Peter Hawes' play remedies our ignorance, briskly and amusingly sketching out a little-known life as well as giving flesh to the ways Maori and Pakeha misinterpret each other, as relevant today as it was for Goldie. Just as the foreshore debate heats up, Goldie sheds light on how Pakeha and Maori craft their myths.


Michael Hurst as Goldie with Sophia Hawthorne as his wife Olive


The young Goldie was an ambitious prodigy anxious to make his name. Eventually he would be judged the country's finest painter, only to suffer from the whims of fashion before succumbing to an alcohol-fuelled madness that reduces the artist to poignant, endless renditions of his own signature.
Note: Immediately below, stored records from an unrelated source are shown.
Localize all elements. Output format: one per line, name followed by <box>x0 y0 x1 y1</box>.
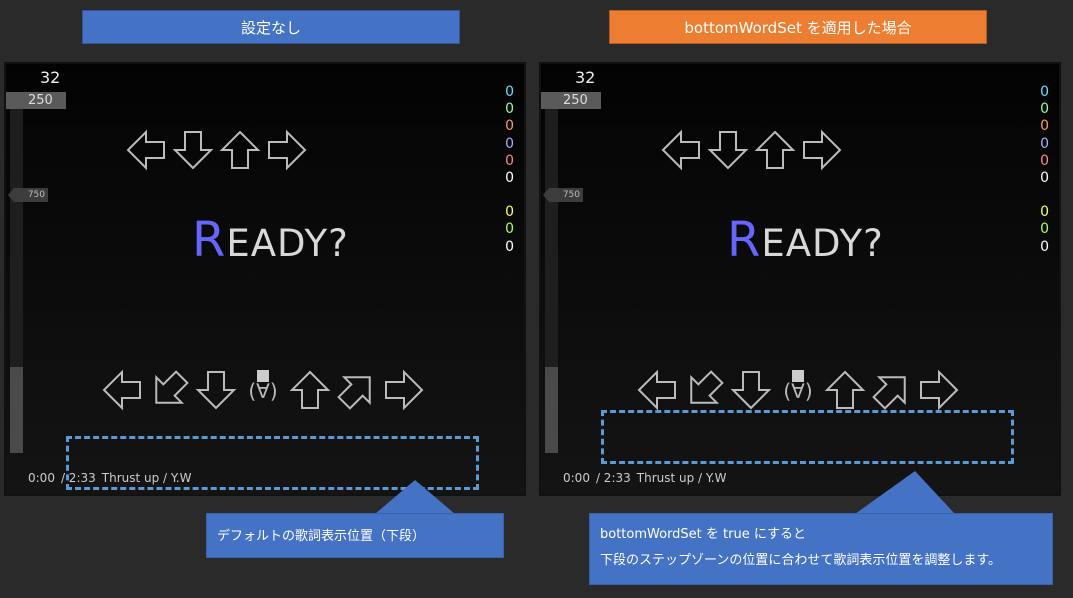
callout-left-pointer <box>375 471 955 514</box>
callout-line-2: 下段のステップゾーンの位置に合わせて歌詞表示位置を調整します。 <box>600 553 1002 568</box>
callout-bottomwordset: bottomWordSet を true にすると 下段のステップゾーンの位置に… <box>589 513 1053 585</box>
callout-line-1: bottomWordSet を true にすると <box>600 527 806 542</box>
callout-default-position: デフォルトの歌詞表示位置（下段） <box>206 513 504 558</box>
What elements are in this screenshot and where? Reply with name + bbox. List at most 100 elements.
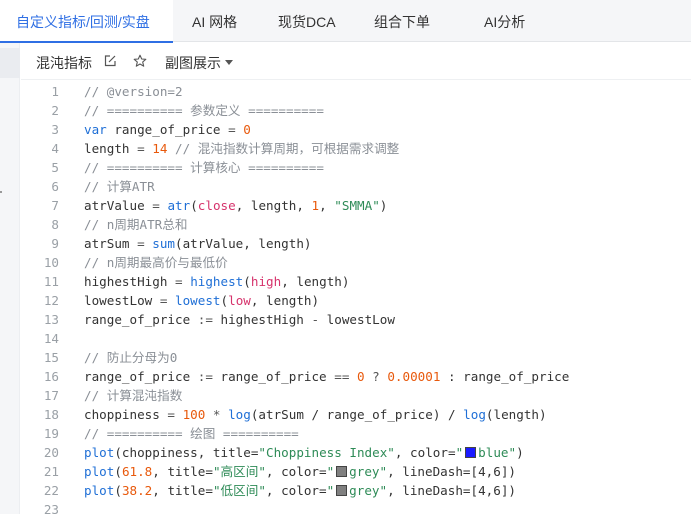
code-text: // n周期最高价与最低价 (84, 253, 228, 272)
code-line[interactable]: 10 // n周期最高价与最低价 (21, 253, 691, 272)
line-number: 12 (43, 293, 59, 308)
line-number: 19 (43, 426, 59, 441)
code-line[interactable]: 16 range_of_price := range_of_price == 0 … (21, 367, 691, 386)
code-token: , lineDash=[4,6]) (387, 464, 516, 479)
code-token: , length, (235, 198, 312, 213)
line-number: 17 (43, 388, 59, 403)
tab-spot-dca[interactable]: 现货DCA (278, 0, 336, 42)
code-line[interactable]: 3 var range_of_price = 0 (21, 120, 691, 139)
code-token: ( (220, 293, 229, 308)
code-text: range_of_price := range_of_price == 0 ? … (84, 367, 569, 386)
code-token: ( (114, 483, 122, 498)
caret-down-icon (225, 60, 233, 65)
code-token: ( (190, 198, 198, 213)
code-token: ) (379, 198, 388, 213)
code-token: (atrSum / range_of_price) / (250, 407, 464, 422)
code-line[interactable]: 1 // @version=2 (21, 82, 691, 101)
code-line[interactable]: 7 atrValue = atr(close, length, 1, "SMMA"… (21, 196, 691, 215)
code-token: close (197, 198, 236, 213)
indicator-title: 混沌指标 (36, 55, 92, 71)
code-line[interactable]: 13 range_of_price := highestHigh - lowest… (21, 310, 691, 329)
code-line[interactable]: 21 plot(61.8, title="高区间", color=" grey", … (21, 462, 691, 481)
code-token: range_of_price (84, 312, 198, 327)
subchart-label: 副图展示 (165, 55, 221, 71)
code-token: "高区间" (212, 464, 266, 479)
tab-bar: 自定义指标/回测/实盘 AI 网格 现货DCA 组合下单 AI分析 (0, 0, 691, 43)
code-text: length = 14 // 混沌指数计算周期，可根据需求调整 (84, 139, 399, 158)
code-text: lowestLow = lowest(low, length) (84, 291, 319, 310)
code-token: lowestLow (319, 312, 395, 327)
tab-ai-grid[interactable]: AI 网格 (192, 0, 237, 42)
tab-combo-order[interactable]: 组合下单 (374, 0, 430, 42)
code-line[interactable]: 2 // ========== 参数定义 ========== (21, 101, 691, 120)
code-line[interactable]: 19 // ========== 绘图 ========== (21, 424, 691, 443)
code-token: , lineDash=[4,6]) (387, 483, 516, 498)
code-line[interactable]: 23 (21, 500, 691, 514)
code-token: , title= (152, 464, 213, 479)
color-swatch-icon[interactable] (336, 485, 348, 496)
code-token: = (228, 122, 236, 137)
code-token: // ========== 计算核心 ========== (84, 160, 324, 175)
code-line[interactable]: 8 // n周期ATR总和 (21, 215, 691, 234)
color-swatch-icon[interactable] (336, 466, 348, 477)
code-token: ) (516, 445, 524, 460)
code-token: highestHigh (84, 274, 175, 289)
code-text: // ========== 参数定义 ========== (84, 101, 324, 120)
code-token: plot (84, 445, 115, 460)
code-line[interactable]: 4 length = 14 // 混沌指数计算周期，可根据需求调整 (21, 139, 691, 158)
code-token: = (152, 198, 160, 213)
edit-icon[interactable] (103, 54, 117, 68)
code-token: // 混沌指数计算周期，可根据需求调整 (167, 141, 400, 156)
code-token: " (455, 445, 464, 460)
code-token: highest (190, 274, 244, 289)
line-number: 4 (51, 141, 59, 156)
code-token: (choppiness, title= (114, 445, 259, 460)
line-number: 16 (43, 369, 59, 384)
code-token: (length) (485, 407, 547, 422)
code-line[interactable]: 18 choppiness = 100 * log(atrSum / range_… (21, 405, 691, 424)
code-token: range_of_price (84, 369, 198, 384)
line-number: 8 (51, 217, 59, 232)
tab-custom-indicator[interactable]: 自定义指标/回测/实盘 (0, 0, 173, 43)
code-line[interactable]: 20 plot(choppiness, title="Choppiness Ind… (21, 443, 691, 462)
line-number: 1 (51, 84, 59, 99)
code-line[interactable]: 22 plot(38.2, title="低区间", color=" grey", … (21, 481, 691, 500)
code-token: grey" (349, 464, 388, 479)
code-token: " (326, 464, 335, 479)
star-icon[interactable] (133, 54, 147, 68)
code-line[interactable]: 11 highestHigh = highest(high, length) (21, 272, 691, 291)
code-token: == (334, 369, 350, 384)
code-line[interactable]: 17 // 计算混沌指数 (21, 386, 691, 405)
code-token: highestHigh (212, 312, 312, 327)
code-token: - (311, 312, 320, 327)
code-line[interactable]: 9 atrSum = sum(atrValue, length) (21, 234, 691, 253)
code-token: : range_of_price (440, 369, 570, 384)
color-swatch-icon[interactable] (465, 447, 477, 458)
left-panel-strip (0, 43, 20, 514)
code-token: // n周期ATR总和 (84, 217, 188, 232)
code-token: length (84, 141, 138, 156)
code-token: , color= (265, 483, 327, 498)
code-token: choppiness (84, 407, 168, 422)
code-token: 14 (152, 141, 168, 156)
code-text: choppiness = 100 * log(atrSum / range_of… (84, 405, 547, 424)
code-token: atrValue (84, 198, 153, 213)
code-line[interactable]: 6 // 计算ATR (21, 177, 691, 196)
line-number: 2 (51, 103, 59, 118)
code-token: lowest (175, 293, 221, 308)
code-line[interactable]: 12 lowestLow = lowest(low, length) (21, 291, 691, 310)
subchart-dropdown[interactable]: 副图展示 (165, 53, 233, 73)
code-token: = (137, 236, 145, 251)
code-line[interactable]: 14 (21, 329, 691, 348)
code-token: , (319, 198, 335, 213)
tab-ai-analysis[interactable]: AI分析 (484, 0, 525, 42)
code-token: (atrValue, length) (175, 236, 312, 251)
code-token: // ========== 参数定义 ========== (84, 103, 324, 118)
code-line[interactable]: 15 // 防止分母为0 (21, 348, 691, 367)
code-token: ? (364, 369, 388, 384)
code-line[interactable]: 5 // ========== 计算核心 ========== (21, 158, 691, 177)
code-editor[interactable]: 1 // @version=2 2 // ========== 参数定义 ======… (21, 81, 691, 514)
line-number: 9 (51, 236, 59, 251)
line-number: 23 (43, 502, 59, 514)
Michael Hurst, on whose shoulders the production rests, was made for this role. His Goldie is all cocky intelligence, an artist who knows how good he is, so when events turn, despair bites harder. The narrative could fit many artists, but the play tunnels deeper, questioning the nature of art and casting a wry eye over Goldie's relationships with Maori. Goldie's encounters with his subject Patara Te Tuhi (a delightful George Henare), become a clever duel of world views that in a testament to Goldie's strengths are as pertinent today as they must have been when the play was first produced 17 years ago.
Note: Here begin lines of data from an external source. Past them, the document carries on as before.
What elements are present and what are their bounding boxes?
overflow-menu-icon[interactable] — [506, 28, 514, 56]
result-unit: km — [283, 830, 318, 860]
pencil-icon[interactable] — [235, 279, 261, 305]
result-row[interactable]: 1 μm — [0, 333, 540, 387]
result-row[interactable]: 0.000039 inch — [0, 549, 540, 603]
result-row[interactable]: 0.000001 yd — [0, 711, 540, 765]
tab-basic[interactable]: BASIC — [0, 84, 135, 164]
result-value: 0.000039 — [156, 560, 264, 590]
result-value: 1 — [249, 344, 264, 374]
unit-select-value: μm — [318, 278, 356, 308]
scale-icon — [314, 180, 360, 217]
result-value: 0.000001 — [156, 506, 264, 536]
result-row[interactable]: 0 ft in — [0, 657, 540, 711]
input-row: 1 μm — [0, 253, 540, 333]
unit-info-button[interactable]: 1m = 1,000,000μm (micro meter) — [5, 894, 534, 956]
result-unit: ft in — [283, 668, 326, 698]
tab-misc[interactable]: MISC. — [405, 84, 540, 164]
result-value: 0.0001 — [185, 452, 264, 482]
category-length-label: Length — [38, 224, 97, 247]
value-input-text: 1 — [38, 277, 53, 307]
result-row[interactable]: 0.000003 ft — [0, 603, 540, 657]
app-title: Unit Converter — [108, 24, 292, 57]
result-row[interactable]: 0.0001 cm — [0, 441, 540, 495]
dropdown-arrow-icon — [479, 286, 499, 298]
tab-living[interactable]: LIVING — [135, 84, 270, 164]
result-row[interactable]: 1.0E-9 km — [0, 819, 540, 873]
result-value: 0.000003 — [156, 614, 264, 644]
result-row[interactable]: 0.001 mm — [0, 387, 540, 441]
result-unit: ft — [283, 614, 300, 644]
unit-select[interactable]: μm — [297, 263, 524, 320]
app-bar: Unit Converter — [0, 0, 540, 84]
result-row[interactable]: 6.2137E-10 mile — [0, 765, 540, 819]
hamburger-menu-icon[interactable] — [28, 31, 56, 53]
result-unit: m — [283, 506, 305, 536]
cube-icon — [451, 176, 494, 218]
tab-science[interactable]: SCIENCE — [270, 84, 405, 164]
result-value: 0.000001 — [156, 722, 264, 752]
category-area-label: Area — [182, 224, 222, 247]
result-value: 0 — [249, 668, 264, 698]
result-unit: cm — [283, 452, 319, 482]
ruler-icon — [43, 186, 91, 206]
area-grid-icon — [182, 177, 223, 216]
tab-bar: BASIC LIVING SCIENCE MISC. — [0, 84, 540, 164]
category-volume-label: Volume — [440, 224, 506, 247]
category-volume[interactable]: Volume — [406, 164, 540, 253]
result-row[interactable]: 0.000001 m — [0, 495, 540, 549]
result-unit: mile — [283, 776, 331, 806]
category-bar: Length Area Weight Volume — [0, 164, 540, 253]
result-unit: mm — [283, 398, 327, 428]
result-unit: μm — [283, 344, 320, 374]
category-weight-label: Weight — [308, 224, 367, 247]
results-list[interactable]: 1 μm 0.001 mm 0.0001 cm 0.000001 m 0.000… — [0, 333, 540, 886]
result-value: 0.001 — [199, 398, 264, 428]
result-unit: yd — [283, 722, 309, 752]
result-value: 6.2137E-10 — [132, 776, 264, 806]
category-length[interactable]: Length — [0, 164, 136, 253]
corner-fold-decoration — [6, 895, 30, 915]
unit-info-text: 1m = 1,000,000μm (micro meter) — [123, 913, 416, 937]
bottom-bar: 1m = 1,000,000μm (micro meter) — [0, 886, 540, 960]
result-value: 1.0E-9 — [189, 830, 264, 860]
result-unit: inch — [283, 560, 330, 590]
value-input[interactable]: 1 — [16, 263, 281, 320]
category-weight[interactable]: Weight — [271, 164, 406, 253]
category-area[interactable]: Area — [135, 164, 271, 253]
After the life-filled first act, the second, which charts Goldie's decline, is sombre. The change of gear is too abrupt, from quips and ribald comedy to mad despair while Hawes is perhaps too mindful of his research at the expense of dramatic pace. So many reasons are telegraphed for Goldie's decline that the production loses energy, robbing the climax of the impact it should have made.
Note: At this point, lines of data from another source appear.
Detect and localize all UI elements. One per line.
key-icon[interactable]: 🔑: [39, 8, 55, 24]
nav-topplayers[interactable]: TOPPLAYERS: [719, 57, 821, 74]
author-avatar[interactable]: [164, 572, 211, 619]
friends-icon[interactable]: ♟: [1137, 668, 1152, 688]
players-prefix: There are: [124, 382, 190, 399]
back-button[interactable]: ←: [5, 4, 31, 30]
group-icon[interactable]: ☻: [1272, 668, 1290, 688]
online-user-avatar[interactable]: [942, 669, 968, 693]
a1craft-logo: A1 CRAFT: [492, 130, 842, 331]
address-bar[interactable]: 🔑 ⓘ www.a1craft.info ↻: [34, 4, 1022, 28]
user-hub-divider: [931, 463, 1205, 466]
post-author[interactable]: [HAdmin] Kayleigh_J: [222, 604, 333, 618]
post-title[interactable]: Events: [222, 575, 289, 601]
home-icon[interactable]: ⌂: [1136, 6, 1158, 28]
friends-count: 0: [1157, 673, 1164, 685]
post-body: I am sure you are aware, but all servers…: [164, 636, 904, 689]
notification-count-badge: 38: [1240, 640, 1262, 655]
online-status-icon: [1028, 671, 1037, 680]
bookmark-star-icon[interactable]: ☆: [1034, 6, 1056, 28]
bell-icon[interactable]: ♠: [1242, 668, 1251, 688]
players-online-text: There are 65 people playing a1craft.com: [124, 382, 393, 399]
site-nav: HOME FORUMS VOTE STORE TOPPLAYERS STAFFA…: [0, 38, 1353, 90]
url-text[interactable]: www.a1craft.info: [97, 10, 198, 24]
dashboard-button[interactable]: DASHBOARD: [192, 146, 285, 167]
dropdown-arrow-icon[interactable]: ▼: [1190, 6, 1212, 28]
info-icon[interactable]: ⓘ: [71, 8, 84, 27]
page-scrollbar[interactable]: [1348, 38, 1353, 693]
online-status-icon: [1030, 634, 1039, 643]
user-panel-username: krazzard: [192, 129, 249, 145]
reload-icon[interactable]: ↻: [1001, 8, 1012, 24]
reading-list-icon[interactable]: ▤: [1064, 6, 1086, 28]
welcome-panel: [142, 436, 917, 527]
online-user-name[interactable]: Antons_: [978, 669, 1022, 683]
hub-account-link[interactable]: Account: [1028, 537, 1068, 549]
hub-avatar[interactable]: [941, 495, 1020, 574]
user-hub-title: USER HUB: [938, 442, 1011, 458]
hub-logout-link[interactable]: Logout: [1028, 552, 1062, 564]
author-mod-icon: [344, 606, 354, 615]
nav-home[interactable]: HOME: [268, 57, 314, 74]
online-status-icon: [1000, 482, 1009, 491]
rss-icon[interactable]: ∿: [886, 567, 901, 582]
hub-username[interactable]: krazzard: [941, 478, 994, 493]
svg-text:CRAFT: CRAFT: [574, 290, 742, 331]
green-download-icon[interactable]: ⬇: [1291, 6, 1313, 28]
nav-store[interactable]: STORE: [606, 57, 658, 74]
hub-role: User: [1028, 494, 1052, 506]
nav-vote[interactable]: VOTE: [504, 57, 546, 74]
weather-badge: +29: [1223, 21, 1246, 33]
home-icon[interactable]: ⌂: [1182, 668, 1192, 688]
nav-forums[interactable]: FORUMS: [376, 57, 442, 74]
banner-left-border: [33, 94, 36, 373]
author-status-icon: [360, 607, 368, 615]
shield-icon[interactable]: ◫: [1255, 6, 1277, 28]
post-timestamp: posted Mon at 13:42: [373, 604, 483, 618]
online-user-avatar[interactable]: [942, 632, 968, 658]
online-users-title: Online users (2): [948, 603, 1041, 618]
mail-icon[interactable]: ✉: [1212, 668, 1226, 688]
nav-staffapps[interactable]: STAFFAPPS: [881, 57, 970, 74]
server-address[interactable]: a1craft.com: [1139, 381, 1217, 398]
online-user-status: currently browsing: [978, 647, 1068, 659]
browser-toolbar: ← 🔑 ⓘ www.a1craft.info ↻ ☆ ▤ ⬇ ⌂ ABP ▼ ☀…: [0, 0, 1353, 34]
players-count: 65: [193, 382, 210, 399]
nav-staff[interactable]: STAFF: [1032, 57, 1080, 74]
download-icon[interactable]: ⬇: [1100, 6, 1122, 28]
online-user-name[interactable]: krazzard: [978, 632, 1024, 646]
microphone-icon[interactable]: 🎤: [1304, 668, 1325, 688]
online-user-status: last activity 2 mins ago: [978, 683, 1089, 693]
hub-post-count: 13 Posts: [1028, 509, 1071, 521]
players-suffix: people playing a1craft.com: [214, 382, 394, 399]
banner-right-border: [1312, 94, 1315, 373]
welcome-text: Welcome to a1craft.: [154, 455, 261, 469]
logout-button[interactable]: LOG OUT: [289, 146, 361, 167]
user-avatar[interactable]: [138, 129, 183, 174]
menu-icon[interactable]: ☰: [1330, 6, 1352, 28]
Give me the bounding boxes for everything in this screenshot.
Elsewhere the cast is consistently sharp, no better than Cherie James as stroppy housekeeper Hanah. John Verryt's set is succinct elegance, featuring a series of diaphanous panels hung from the fly, outlining Goldie's studio and suggesting the blank canvasses that challenge and mock the artist, who thanks to Hawes and Hurst finally comes into sharp relief in a production that matches delight with insight.